Very nice explanation! It gets very complex very quickly... And then there's of course also the fact you never know if your last bytes in the Ifetch you get from the cache is a full instruction or not. You'll need to keep that around until the next line arrives which will have the rest of that instruction.
And then add to that the complexity of speculative and out of order execution: you will want to very early decide, i.e. (pre)decode, where branch instructions are, in order to make sure your branch prediction unit has the right inputs in time, to decide where to fetch the next instructions from.
And after all that, on a branch mispredict earlier on (or pipeline flush for another reason), you might need to throw almost all of that expensively decoded instructions away and start fetching from elsewhere...
It all depends how much you want to get that last bit of performance and what you are willing to pay for it in terms of power, die area, all that.
And of course every part of it has to be balanced. It makes no sense to decode instructions faster than the system downstream can handle it, particularly if you are wasting resources to do so.
The reason why Intel has so many different implementations of x86 is to meet the needs of different market segments.
Yep. And it's worth saying that, contrary to my previous over-simplification, the trade-offs change once you give up on single-cycle instruction decoding. With a longer pipeline, you can do a split into 16 simple, small pre-decoders, that basically just extract the length of the instruction, /then/ mux on the inputs to just five full decoders. It adds a pipeline stage, but it can be lower area for the same sustained performance.
Trade-offs are everywhere. But certainly fixed width instructions, or variable-width-but-trivial-to-determine-length (Thumb before Thumb2, RISC-V compressed) have real advantages.

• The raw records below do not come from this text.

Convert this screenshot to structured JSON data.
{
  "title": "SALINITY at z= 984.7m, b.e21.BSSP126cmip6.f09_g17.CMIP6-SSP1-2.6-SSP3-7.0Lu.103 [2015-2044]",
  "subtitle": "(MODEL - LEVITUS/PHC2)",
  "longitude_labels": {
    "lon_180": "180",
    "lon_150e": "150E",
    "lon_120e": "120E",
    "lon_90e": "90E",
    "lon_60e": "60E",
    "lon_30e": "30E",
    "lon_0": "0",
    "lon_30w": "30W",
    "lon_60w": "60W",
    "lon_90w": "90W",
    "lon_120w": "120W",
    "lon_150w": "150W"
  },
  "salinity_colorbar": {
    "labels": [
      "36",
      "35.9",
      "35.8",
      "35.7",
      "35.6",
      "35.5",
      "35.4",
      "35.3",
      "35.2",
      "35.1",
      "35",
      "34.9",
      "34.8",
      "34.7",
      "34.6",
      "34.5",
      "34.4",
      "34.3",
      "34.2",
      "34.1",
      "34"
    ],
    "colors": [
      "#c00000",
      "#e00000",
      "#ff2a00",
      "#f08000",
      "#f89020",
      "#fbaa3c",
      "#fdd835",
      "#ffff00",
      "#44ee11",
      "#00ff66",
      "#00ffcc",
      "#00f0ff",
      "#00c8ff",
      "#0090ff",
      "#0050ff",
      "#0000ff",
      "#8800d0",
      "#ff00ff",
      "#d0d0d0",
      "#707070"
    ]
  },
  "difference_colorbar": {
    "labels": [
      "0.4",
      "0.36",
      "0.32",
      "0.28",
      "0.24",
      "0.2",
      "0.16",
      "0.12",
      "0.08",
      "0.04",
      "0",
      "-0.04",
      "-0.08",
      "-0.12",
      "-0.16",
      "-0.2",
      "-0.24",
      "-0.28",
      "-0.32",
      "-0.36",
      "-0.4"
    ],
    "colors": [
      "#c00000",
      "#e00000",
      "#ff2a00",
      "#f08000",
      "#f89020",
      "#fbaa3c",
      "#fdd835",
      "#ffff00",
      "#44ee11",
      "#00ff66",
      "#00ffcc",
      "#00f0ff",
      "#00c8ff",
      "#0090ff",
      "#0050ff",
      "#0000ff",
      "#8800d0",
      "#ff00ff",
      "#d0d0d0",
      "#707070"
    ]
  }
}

> The alternative is to have 16 decoders, each decoding what an instruction /would/ be if it started at a given byte. These all complete in parallel, but many of them might produce garbage. So we need to find the first five of these that have non-garbage outputs, and /then/ mux those sixteen possible outputs down to five channels. This is doable (and done), but it's a lot more hardware in both decoders and muxing than you might think at first.

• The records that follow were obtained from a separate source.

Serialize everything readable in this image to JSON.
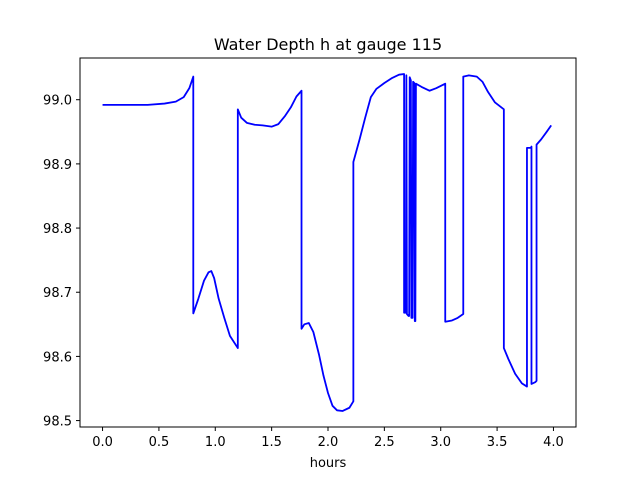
{
  "chart_data": {
    "type": "line",
    "title": "Water Depth h at gauge 115",
    "xlabel": "hours",
    "ylabel": "",
    "xlim": [
      -0.2,
      4.2
    ],
    "ylim": [
      98.49,
      99.065
    ],
    "grid": false,
    "x_ticks": [
      0.0,
      0.5,
      1.0,
      1.5,
      2.0,
      2.5,
      3.0,
      3.5,
      4.0
    ],
    "x_tick_labels": [
      "0.0",
      "0.5",
      "1.0",
      "1.5",
      "2.0",
      "2.5",
      "3.0",
      "3.5",
      "4.0"
    ],
    "y_ticks": [
      98.5,
      98.6,
      98.7,
      98.8,
      98.9,
      99.0
    ],
    "y_tick_labels": [
      "98.5",
      "98.6",
      "98.7",
      "98.8",
      "98.9",
      "99.0"
    ],
    "series": [
      {
        "color": "#0000ff",
        "points": [
          [
            0.0,
            98.992
          ],
          [
            0.2,
            98.992
          ],
          [
            0.4,
            98.992
          ],
          [
            0.55,
            98.994
          ],
          [
            0.65,
            98.997
          ],
          [
            0.72,
            99.004
          ],
          [
            0.77,
            99.018
          ],
          [
            0.805,
            99.036
          ],
          [
            0.805,
            98.667
          ],
          [
            0.85,
            98.69
          ],
          [
            0.9,
            98.718
          ],
          [
            0.94,
            98.731
          ],
          [
            0.965,
            98.733
          ],
          [
            0.99,
            98.722
          ],
          [
            1.03,
            98.69
          ],
          [
            1.08,
            98.66
          ],
          [
            1.13,
            98.632
          ],
          [
            1.2,
            98.613
          ],
          [
            1.2,
            98.985
          ],
          [
            1.23,
            98.972
          ],
          [
            1.28,
            98.964
          ],
          [
            1.35,
            98.961
          ],
          [
            1.42,
            98.96
          ],
          [
            1.5,
            98.958
          ],
          [
            1.56,
            98.962
          ],
          [
            1.62,
            98.975
          ],
          [
            1.67,
            98.988
          ],
          [
            1.72,
            99.005
          ],
          [
            1.765,
            99.014
          ],
          [
            1.765,
            98.643
          ],
          [
            1.79,
            98.65
          ],
          [
            1.83,
            98.652
          ],
          [
            1.87,
            98.638
          ],
          [
            1.92,
            98.603
          ],
          [
            1.96,
            98.57
          ],
          [
            2.0,
            98.543
          ],
          [
            2.04,
            98.523
          ],
          [
            2.08,
            98.516
          ],
          [
            2.13,
            98.515
          ],
          [
            2.19,
            98.52
          ],
          [
            2.225,
            98.53
          ],
          [
            2.225,
            98.903
          ],
          [
            2.28,
            98.938
          ],
          [
            2.33,
            98.972
          ],
          [
            2.38,
            99.004
          ],
          [
            2.43,
            99.017
          ],
          [
            2.5,
            99.026
          ],
          [
            2.57,
            99.034
          ],
          [
            2.63,
            99.039
          ],
          [
            2.675,
            99.04
          ],
          [
            2.675,
            98.668
          ],
          [
            2.69,
            98.668
          ],
          [
            2.695,
            99.038
          ],
          [
            2.7,
            98.666
          ],
          [
            2.715,
            98.663
          ],
          [
            2.72,
            98.663
          ],
          [
            2.725,
            99.035
          ],
          [
            2.735,
            99.03
          ],
          [
            2.74,
            98.66
          ],
          [
            2.75,
            98.66
          ],
          [
            2.755,
            99.028
          ],
          [
            2.765,
            99.026
          ],
          [
            2.77,
            98.655
          ],
          [
            2.775,
            98.655
          ],
          [
            2.78,
            99.025
          ],
          [
            2.83,
            99.02
          ],
          [
            2.9,
            99.014
          ],
          [
            2.96,
            99.018
          ],
          [
            3.04,
            99.025
          ],
          [
            3.04,
            98.654
          ],
          [
            3.1,
            98.656
          ],
          [
            3.15,
            98.66
          ],
          [
            3.2,
            98.666
          ],
          [
            3.2,
            99.036
          ],
          [
            3.25,
            99.038
          ],
          [
            3.32,
            99.036
          ],
          [
            3.37,
            99.028
          ],
          [
            3.42,
            99.012
          ],
          [
            3.48,
            98.996
          ],
          [
            3.56,
            98.985
          ],
          [
            3.56,
            98.613
          ],
          [
            3.6,
            98.596
          ],
          [
            3.66,
            98.573
          ],
          [
            3.72,
            98.558
          ],
          [
            3.765,
            98.553
          ],
          [
            3.765,
            98.925
          ],
          [
            3.8,
            98.925
          ],
          [
            3.805,
            98.927
          ],
          [
            3.805,
            98.557
          ],
          [
            3.84,
            98.56
          ],
          [
            3.85,
            98.562
          ],
          [
            3.85,
            98.93
          ],
          [
            3.89,
            98.938
          ],
          [
            3.94,
            98.95
          ],
          [
            3.98,
            98.96
          ]
        ]
      }
    ]
  }
}
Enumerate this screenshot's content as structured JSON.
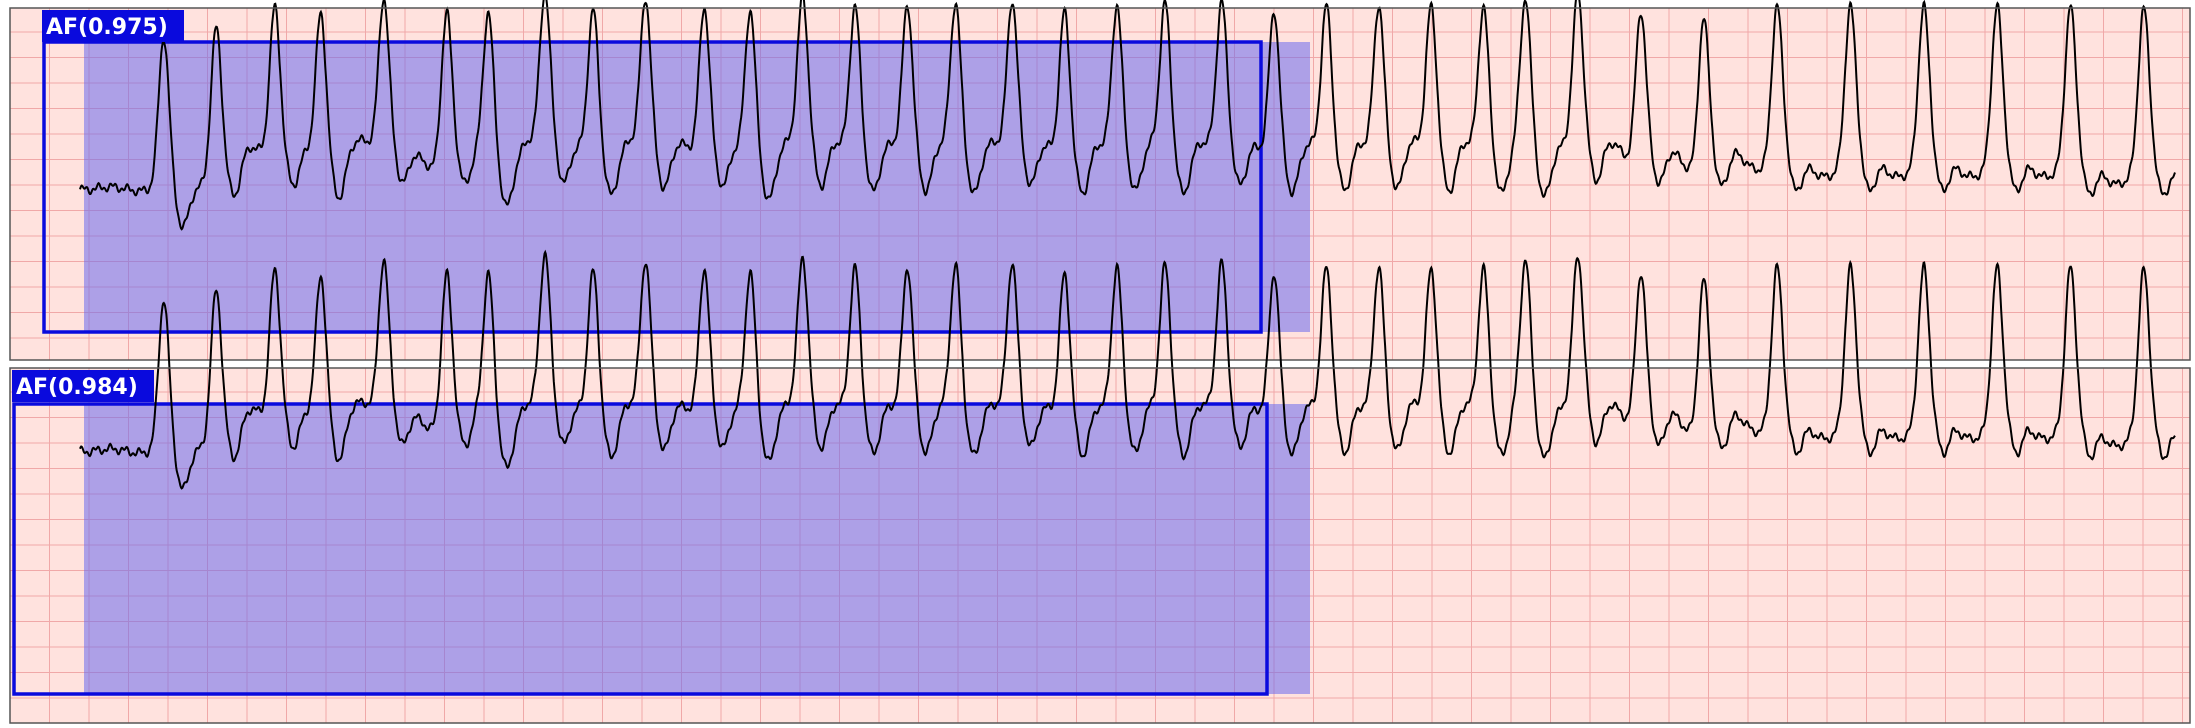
{
  "colors": {
    "background": "#ffe2de",
    "grid": "#f0a8a8",
    "frame": "#555555",
    "trace": "#000000",
    "box_edge": "#0a0add",
    "box_fill": "#6a6aee",
    "label_bg": "#0a0add",
    "label_text": "#ffffff"
  },
  "panels": [
    {
      "detection": {
        "label": "AF(0.975)",
        "class": "AF",
        "confidence": 0.975
      },
      "beats": [
        0.04,
        0.065,
        0.093,
        0.115,
        0.145,
        0.175,
        0.195,
        0.222,
        0.245,
        0.27,
        0.298,
        0.32,
        0.345,
        0.37,
        0.395,
        0.418,
        0.445,
        0.47,
        0.495,
        0.518,
        0.545,
        0.57,
        0.595,
        0.62,
        0.645,
        0.67,
        0.69,
        0.715,
        0.745,
        0.775,
        0.81,
        0.845,
        0.88,
        0.915,
        0.95,
        0.985
      ]
    },
    {
      "detection": {
        "label": "AF(0.984)",
        "class": "AF",
        "confidence": 0.984
      },
      "beats": [
        0.04,
        0.065,
        0.093,
        0.115,
        0.145,
        0.175,
        0.195,
        0.222,
        0.245,
        0.27,
        0.298,
        0.32,
        0.345,
        0.37,
        0.395,
        0.418,
        0.445,
        0.47,
        0.495,
        0.518,
        0.545,
        0.57,
        0.595,
        0.62,
        0.645,
        0.67,
        0.69,
        0.715,
        0.745,
        0.775,
        0.81,
        0.845,
        0.88,
        0.915,
        0.95,
        0.985
      ]
    }
  ]
}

Length decoding is a finite state machine, and the transition function of finite state machines is associative, which means you can actually compile them into a reduction tree to do it in parallel.
I don't think the x86 decoder is actually a particularly complex state machine (I haven't attempted to actually build it), so it's probably overall far less complex than most people assume it is.

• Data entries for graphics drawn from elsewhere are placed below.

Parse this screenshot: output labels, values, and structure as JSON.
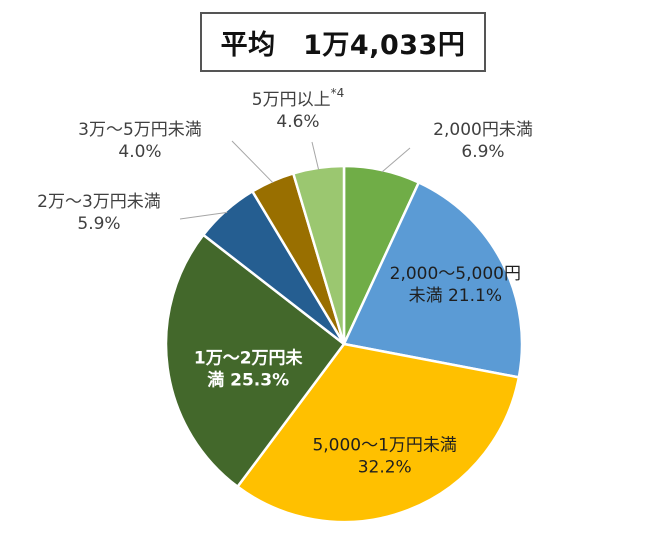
{
  "chart_data": {
    "type": "pie",
    "title": "平均　1万4,033円",
    "slices": [
      {
        "label_lines": [
          "2,000円未満",
          "6.9%"
        ],
        "value": 6.9,
        "color": "#70AD47",
        "label_color": "#404040",
        "label_inside": false
      },
      {
        "label_lines": [
          "2,000～5,000円",
          "未満 21.1%"
        ],
        "value": 21.1,
        "color": "#5B9BD5",
        "label_color": "#1F1F1F",
        "label_inside": true
      },
      {
        "label_lines": [
          "5,000～1万円未満",
          "32.2%"
        ],
        "value": 32.2,
        "color": "#FFC000",
        "label_color": "#1F1F1F",
        "label_inside": true
      },
      {
        "label_lines": [
          "1万～2万円未",
          "満 25.3%"
        ],
        "value": 25.3,
        "color": "#43682B",
        "label_color": "#FFFFFF",
        "label_inside": true
      },
      {
        "label_lines": [
          "2万～3万円未満",
          "5.9%"
        ],
        "value": 5.9,
        "color": "#255E91",
        "label_color": "#404040",
        "label_inside": false
      },
      {
        "label_lines": [
          "3万～5万円未満",
          "4.0%"
        ],
        "value": 4.0,
        "color": "#996F00",
        "label_color": "#404040",
        "label_inside": false
      },
      {
        "label_lines": [
          "5万円以上",
          "4.6%"
        ],
        "label_superscript": "*4",
        "value": 4.6,
        "color": "#9BC770",
        "label_color": "#404040",
        "label_inside": false
      }
    ],
    "start": "12 o'clock",
    "direction": "clockwise",
    "legend": "none"
  }
}
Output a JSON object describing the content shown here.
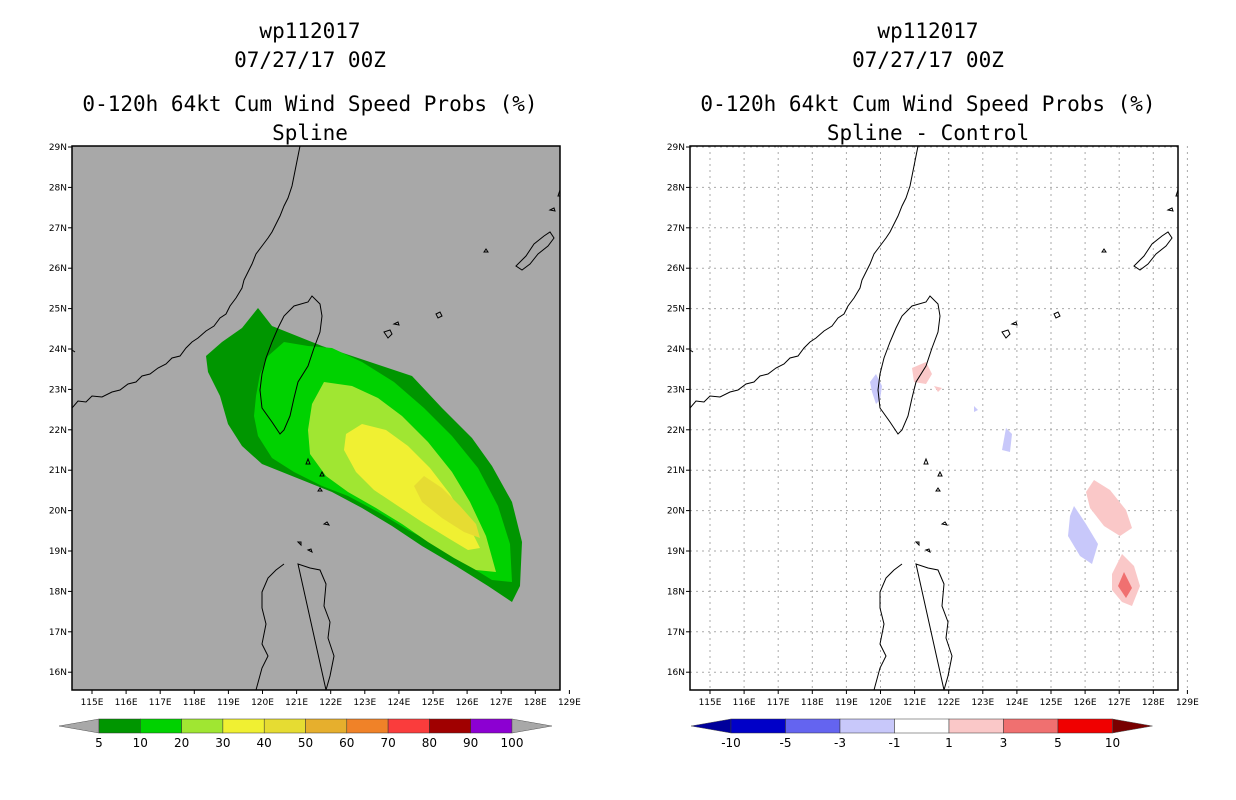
{
  "left": {
    "storm_id": "wp112017",
    "datetime": "07/27/17 00Z",
    "title": "0-120h 64kt Cum Wind Speed Probs (%)",
    "subtitle": "Spline",
    "background_color": "#a8a8a8",
    "colorbar": {
      "labels": [
        "5",
        "10",
        "20",
        "30",
        "40",
        "50",
        "60",
        "70",
        "80",
        "90",
        "100"
      ],
      "colors": [
        "#009600",
        "#00d200",
        "#a0e632",
        "#f0f032",
        "#e6dc32",
        "#e6af2d",
        "#f08228",
        "#fa3c3c",
        "#a00000",
        "#8c00d2"
      ],
      "end_color": "#a8a8a8"
    }
  },
  "right": {
    "storm_id": "wp112017",
    "datetime": "07/27/17 00Z",
    "title": "0-120h 64kt Cum Wind Speed Probs (%)",
    "subtitle": "Spline - Control",
    "background_color": "#ffffff",
    "colorbar": {
      "labels": [
        "-10",
        "-5",
        "-3",
        "-1",
        "1",
        "3",
        "5",
        "10"
      ],
      "colors": [
        "#0000c8",
        "#6464f0",
        "#c8c8fa",
        "#ffffff",
        "#fac8c8",
        "#f07070",
        "#f00000"
      ],
      "end_low": "#00009b",
      "end_high": "#780000"
    }
  },
  "axes": {
    "lat_labels": [
      "29N",
      "28N",
      "27N",
      "26N",
      "25N",
      "24N",
      "23N",
      "22N",
      "21N",
      "20N",
      "19N",
      "18N",
      "17N",
      "16N"
    ],
    "lon_labels": [
      "115E",
      "116E",
      "117E",
      "118E",
      "119E",
      "120E",
      "121E",
      "122E",
      "123E",
      "124E",
      "125E",
      "126E",
      "127E",
      "128E",
      "129E"
    ]
  }
}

> The alternative is to have 16 decoders, each decoding what an instruction /would/ be if it started at a given byte. These all complete in parallel, but many of them might produce garbage. So we need to find the first five of these that have non-garbage outputs, and /then/ mux those sixteen possible outputs down to five channels.
I believe reading somewhere that that's pretty much how more or less recent Intel processors do that.
No you don't. Look at a block diagram of (say) Skylake: https://en.wikichip.org/wiki/intel/microarchitectures/skylak...
What you do is extract up to N instructions from a block of memory (in this case, 16 bytes). If there are fewer than N instructions, well, you can only issue as many as you have; if there are more than N instructions, well, you can only issue N instructions that cycle. Note that most instructions are only a few bytes length; I don't have hard data on the average instruction length of an x86-64 instruction in practice, but my guess is it's around 3-4 bytes.
The hard part about a variable-length ISA, as I understand it (hardware is not my expertise), is that you have to build essentially a mux that can steer from 16 source places to 5 outputs.